To do this, we find the vector (1) module

(2) "|\\vec r|=\\sqrt{\\vec r\\cdot \\vec r}=\\sqrt{cos^2(t^2)+sin^2(t^2)}=1"

Thus "\\vec r" is the unit vector "\\vec r=\\hat r" . The particle moves in a circle with unit radius. Find its velocity

(3) "\\dot {\\vec{r}}=-2t sin (t^2)\\hat{i} +2t cos(t^2)\\hat{j}" and acceleration

(4) "\\ddot {\\vec{r}}=[-2sin (t^2)-4t^2cos(t^2)]\\hat{i} +[2 cos(t^2)-4t^2sin(t^2)]\\hat{j}" .

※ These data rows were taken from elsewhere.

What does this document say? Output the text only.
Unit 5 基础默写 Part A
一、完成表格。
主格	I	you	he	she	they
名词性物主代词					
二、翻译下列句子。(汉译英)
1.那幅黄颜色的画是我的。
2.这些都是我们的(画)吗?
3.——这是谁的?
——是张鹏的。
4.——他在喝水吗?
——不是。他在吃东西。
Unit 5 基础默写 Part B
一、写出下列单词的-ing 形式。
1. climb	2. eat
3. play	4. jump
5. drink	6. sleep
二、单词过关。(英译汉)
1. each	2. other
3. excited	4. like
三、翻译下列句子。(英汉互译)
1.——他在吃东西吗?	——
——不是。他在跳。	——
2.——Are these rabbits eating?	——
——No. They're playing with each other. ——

By virtue of (2) the normal component of the acceleration is

"\\ddot {\\vec r}\\cdot \\hat r=[-2sin (t^2)-4t^2cos(t^2)]cos(t^2)+[2 cos(t^2)-4t^2sin(t^2)]sin(t^2)=\\\\=-2sin (t^2)cos(t^2)-4t^2cos^2(t^2)+2 cos(t^2)sin(t^2)-4t^2sin^2(t^2)=-4t^2"

A negative acceleration sign indicates that it is directed to the center of the circle along which the particle moves.

Answer: The normal component of the acceleration is "-4t^2" .